Apparently, the huge majority of Taiwanese have the wrong perception on major aspects of this important matter, including the effects of deterrence and the problematic nature of retribution. Many people have apparently never been confronted with the thought that if killing is wrong (as most advocates of capital punishment claim), then killing on behalf of the state must be equally wrong.
Two hundred and fifty years ago, the father of modern criminology, Cesare Beccaria, made the point when he wrote: “Is it not absurd, that the laws, which detest and punish homicide, should, in order to prevent murder, publicly commit murder themselves?”
Education must enter the stage. During the ICRT interview, the ministry official stressed the importance of education for changing the minds of the majority.
What kind of education is the government proposing if even its top officials admit that they simply follow the majority, legitimizing this intellectually lazy act of assimilation as “respect for the local culture” instead of confronting it with facts and views which may be politically uncomfortable because they contradict the “wisdom” of the masses? Where is political leadership? Where is the government?
Culture can be poisonous, especially when people care more about it than truth. The vast majority has a “cultural” view of capital punishment.

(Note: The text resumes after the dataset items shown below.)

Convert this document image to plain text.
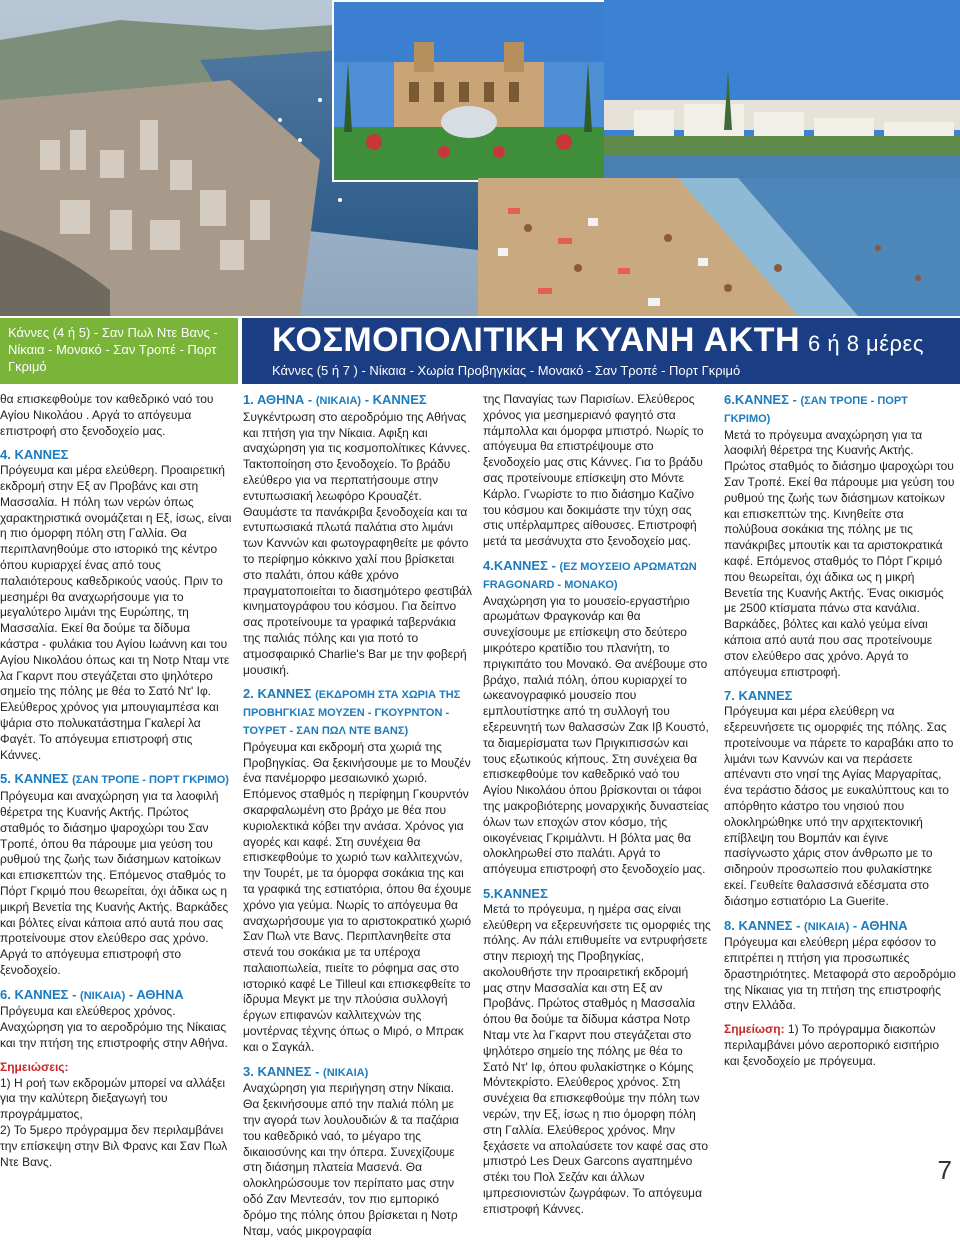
Κάννες (4 ή 5) - Σαν Πωλ Ντε Βανς - Νίκαια - Μονακό - Σαν Τροπέ - Πορτ Γκριμό
ΚΟΣΜΟΠΟΛΙΤΙΚΗ ΚΥΑΝΗ ΑΚΤΗ 6 ή 8 μέρες
Κάννες (5 ή 7 ) - Νίκαια - Χωρία Προβηγκίας - Μονακό - Σαν Τροπέ - Πορτ Γκριμό

θα επισκεφθούμε τον καθεδρικό ναό του Αγίου Νικολάου . Αργά το απόγευμα επιστροφή στο ξενοδοχείο μας.

4. ΚΑΝΝΕΣ

Πρόγευμα και μέρα ελεύθερη. Προαιρετική εκδρομή στην Εξ αν Προβάνς και στη Μασσαλία. Η πόλη των νερών όπως χαρακτηριστικά ονομάζεται η Εξ, ίσως, είναι η πιο όμορφη πόλη στη Γαλλία. Θα περιπλανηθούμε στο ιστορικό της κέντρο όπου κυριαρχεί ένας από τους παλαιότερους καθεδρικούς ναούς. Πριν το μεσημέρι θα αναχωρήσουμε για το μεγαλύτερο λιμάνι της Ευρώπης, τη Μασσαλία. Εκεί θα δούμε τα δίδυμα κάστρα - φυλάκια του Αγίου Ιωάννη και του Αγίου Νικολάου όπως και τη Νοτρ Νταμ ντε λα Γκαρντ που στεγάζεται στο ψηλότερο σημείο της πόλης με θέα το Σατό Ντ' Ιφ. Ελεύθερος χρόνος για μπουγιαμπέσα και ψάρια στο πολυκατάστημα Γκαλερί λα Φαγέτ. Το απόγευμα επιστροφή στις Κάννες.

5. ΚΑΝΝΕΣ (ΣΑΝ ΤΡΟΠΕ - ΠΟΡΤ ΓΚΡΙΜΟ)

Πρόγευμα και αναχώρηση για τα λαοφιλή θέρετρα της Κυανής Ακτής. Πρώτος σταθμός το διάσημο ψαροχώρι του Σαν Τροπέ, όπου θα πάρουμε μια γεύση του ρυθμού της ζωής των διάσημων κατοίκων και επισκεπτών της. Επόμενος σταθμός το Πόρτ Γκριμό που θεωρείται, όχι άδικα ως η μικρή Βενετία της Κυανής Ακτής. Βαρκάδες και βόλτες είναι κάποια από αυτά που σας προτείνουμε στον ελεύθερο σας χρόνο. Αργά το απόγευμα επιστροφή στο ξενοδοχείο.

6. ΚΑΝΝΕΣ - (ΝΙΚΑΙΑ) - ΑΘΗΝΑ

Πρόγευμα και ελεύθερος χρόνος. Αναχώρηση για το αεροδρόμιο της Νίκαιας και την πτήση της επιστροφής στην Αθήνα.

Σημειώσεις:
1) Η ροή των εκδρομών μπορεί να αλλάξει για την καλύτερη διεξαγωγή του προγράμματος,
2) Το 5μερο πρόγραμμα δεν περιλαμβάνει την επίσκεψη στην Βιλ Φρανς και Σαν Πωλ Ντε Βανς.
1. ΑΘΗΝΑ - (ΝΙΚΑΙΑ) - ΚΑΝΝΕΣ

Συγκέντρωση στο αεροδρόμιο της Αθήνας και πτήση για την Νίκαια. Αφιξη και αναχώρηση για τις κοσμοπολίτικες Κάννες. Τακτοποίηση στο ξενοδοχείο. Το βράδυ ελεύθερο για να περπατήσουμε στην εντυπωσιακή λεωφόρο Κρουαζέτ. Θαυμάστε τα πανάκριβα ξενοδοχεία και τα εντυπωσιακά πλωτά παλάτια στο λιμάνι των Καννών και φωτογραφηθείτε με φόντο το περίφημο κόκκινο χαλί που βρίσκεται στο παλάτι, όπου κάθε χρόνο πραγματοποιείται το διασημότερο φεστιβάλ κινηματογράφου του κόσμου. Για δείπνο σας προτείνουμε τα γραφικά ταβερνάκια της παλιάς πόλης και για ποτό το ατμοσφαιρικό Charlie's Bar με την φοβερή μουσική.

2. ΚΑΝΝΕΣ (ΕΚΔΡΟΜΗ ΣΤΑ ΧΩΡΙΑ ΤΗΣ ΠΡΟΒΗΓΚΙΑΣ ΜΟΥΖΕΝ - ΓΚΟΥΡΝΤΟΝ - ΤΟΥΡΕΤ - ΣΑΝ ΠΩΛ ΝΤΕ ΒΑΝΣ)

Πρόγευμα και εκδρομή στα χωριά της Προβηγκίας. Θα ξεκινήσουμε με το Μουζέν ένα πανέμορφο μεσαιωνικό χωριό. Επόμενος σταθμός η περίφημη Γκουρντόν σκαρφαλωμένη στο βράχο με θέα που κυριολεκτικά κόβει την ανάσα. Χρόνος για αγορές και καφέ. Στη συνέχεια θα επισκεφθούμε το χωριό των καλλιτεχνών, την Τουρέτ, με τα όμορφα σοκάκια της και τα γραφικά της εστιατόρια, όπου θα έχουμε χρόνο για γεύμα. Νωρίς το απόγευμα θα αναχωρήσουμε για το αριστοκρατικό χωριό Σαν Πωλ ντε Βανς. Περιπλανηθείτε στα στενά του σοκάκια με τα υπέροχα παλαιοπωλεία, πιείτε το ρόφημα σας στο ιστορικό καφέ Le Tilleul και επισκεφθείτε το ίδρυμα Μεγκτ με την πλούσια συλλογή έργων επιφανών καλλιτεχνών της μοντέρνας τέχνης όπως ο Μιρό, ο Μπρακ και ο Σαγκάλ.

3. ΚΑΝΝΕΣ - (ΝΙΚΑΙΑ)

Αναχώρηση για περιήγηση στην Νίκαια. Θα ξεκινήσουμε από την παλιά πόλη με την αγορά των λουλουδιών & τα παζάρια του καθεδρικό ναό, το μέγαρο της δικαιοσύνης και την όπερα. Συνεχίζουμε στη διάσημη πλατεία Μασενά. Θα ολοκληρώσουμε τον περίπατο μας στην οδό Ζαν Μεντεσάν, τον πιο εμπορικό δρόμο της πόλης όπου βρίσκεται η Νοτρ Νταμ, ναός μικρογραφία

της Παναγίας των Παρισίων. Ελεύθερος χρόνος για μεσημεριανό φαγητό στα πάμπολλα και όμορφα μπιστρό. Νωρίς το απόγευμα θα επιστρέψουμε στο ξενοδοχείο μας στις Κάννες. Για το βράδυ σας προτείνουμε επίσκεψη στο Μόντε Κάρλο. Γνωρίστε το πιο διάσημο Καζίνο του κόσμου και δοκιμάστε την τύχη σας στις υπέρλαμπρες αίθουσες. Επιστροφή μετά τα μεσάνυχτα στο ξενοδοχείο μας.

4.ΚΑΝΝΕΣ - (ΕΖ ΜΟΥΣΕΙΟ ΑΡΩΜΑΤΩΝ FRAGONARD - ΜΟΝΑΚΟ)

Αναχώρηση για το μουσείο-εργαστήριο αρωμάτων Φραγκονάρ και θα συνεχίσουμε με επίσκεψη στο δεύτερο μικρότερο κρατίδιο του πλανήτη, το πριγκιπάτο του Μονακό. Θα ανέβουμε στο βράχο, παλιά πόλη, όπου κυριαρχεί το ωκεανογραφικό μουσείο που εμπλουτίστηκε από τη συλλογή του εξερευνητή των θαλασσών Ζακ Ιβ Κουστό, τα διαμερίσματα των Πριγκιπισσών και τους εξωτικούς κήπους. Στη συνέχεια θα επισκεφθούμε τον καθεδρικό ναό του Αγίου Νικολάου όπου βρίσκονται οι τάφοι της μακροβιότερης μοναρχικής δυναστείας όλων των εποχών στον κόσμο, τής οικογένειας Γκριμάλντι. Η βόλτα μας θα ολοκληρωθεί στο παλάτι. Αργά το απόγευμα επιστροφή στο ξενοδοχείο μας.

5.ΚΑΝΝΕΣ

Μετά το πρόγευμα, η ημέρα σας είναι ελεύθερη να εξερευνήσετε τις ομορφιές της πόλης. Αν πάλι επιθυμείτε να εντρυφήσετε στην περιοχή της Προβηγκίας, ακολουθήστε την προαιρετική εκδρομή μας στην Μασσαλία και στη Εξ αν Προβάνς. Πρώτος σταθμός η Μασσαλία όπου θα δούμε τα δίδυμα κάστρα Νοτρ Νταμ ντε λα Γκαρντ που στεγάζεται στο ψηλότερο σημείο της πόλης με θέα το Σατό Ντ' Ιφ, όπου φυλακίστηκε ο Κόμης Μόντεκρίστο. Ελεύθερος χρόνος. Στη συνέχεια θα επισκεφθούμε την πόλη των νερών, την Εξ, ίσως η πιο όμορφη πόλη στη Γαλλία. Ελεύθερος χρόνος. Μην ξεχάσετε να απολαύσετε τον καφέ σας στο μπιστρό Les Deux Garcons αγαπημένο στέκι του Πολ Σεζάν και άλλων ιμπρεσιονιστών ζωγράφων. Το απόγευμα επιστροφή Κάννες.

6.ΚΑΝΝΕΣ - (ΣΑΝ ΤΡΟΠΕ - ΠΟΡΤ ΓΚΡΙΜΟ)

Μετά το πρόγευμα αναχώρηση για τα λαοφιλή θέρετρα της Κυανής Ακτής. Πρώτος σταθμός το διάσημο ψαροχώρι του Σαν Τροπέ. Εκεί θα πάρουμε μια γεύση του ρυθμού της ζωής των διάσημων κατοίκων και επισκεπτών της. Κινηθείτε στα πολύβουα σοκάκια της πόλης με τις πανάκριβες μπουτίκ και τα αριστοκρατικά καφέ. Επόμενος σταθμός το Πόρτ Γκριμό που θεωρείται, όχι άδικα ως η μικρή Βενετία της Κυανής Ακτής. Ένας οικισμός με 2500 κτίσματα πάνω στα κανάλια. Βαρκάδες, βόλτες και καλό γεύμα είναι κάποια από αυτά που σας προτείνουμε στον ελεύθερο σας χρόνο. Αργά το απόγευμα επιστροφή.

7. ΚΑΝΝΕΣ

Πρόγευμα και μέρα ελεύθερη να εξερευνήσετε τις ομορφιές της πόλης. Σας προτείνουμε να πάρετε το καραβάκι απο το λιμάνι των Καννών και να περάσετε απέναντι στο νησί της Αγίας Μαργαρίτας, ένα τεράστιο δάσος με ευκαλύπτους και το απόρθητο κάστρο του νησιού που ολοκληρώθηκε υπό την αρχιτεκτονική επίβλεψη του Βομπάν και έγινε πασίγνωστο χάρις στον άνθρωπο με το σιδηρούν προσωπείο που φυλακίστηκε εκεί. Γευθείτε θαλασσινά εδέσματα στο διάσημο εστιατόριο La Guerite.

8. ΚΑΝΝΕΣ - (ΝΙΚΑΙΑ) - ΑΘΗΝΑ

Πρόγευμα και ελεύθερη μέρα εφόσον το επιτρέπει η πτήση για προσωπικές δραστηριότητες. Μεταφορά στο αεροδρόμιο της Νίκαιας για τη πτήση της επιστροφής στην Ελλάδα.

Σημείωση: 1) Το πρόγραμμα διακοπών περιλαμβάνει μόνο αεροπορικό εισιτήριο και ξενοδοχείο με πρόγευμα.
7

This is so because, among other reasons, local politicians do not dare to confront the public with uncomfortable truths and instead choose to bumble through a world it only administers.
This is a global phenomenon. Seeking re-election, such populist politicians play the “culture card,” hiding behind it like cowards when (not) making relevant decisions. They go with the flow, and servants follow their masters.
When the interviewer suggested that in the past politicians elsewhere showed more courage when abolishing capital punishment despite a disagreeing majority, the ministry official simply reiterated the standard answer she had given earlier, saying that the local culture preferred to keep the death penalty.
The problems, obviously, are the local culture and education.
Herbert Hanreich is an assistant professor at I-Shou University in Greater Kaohsiung.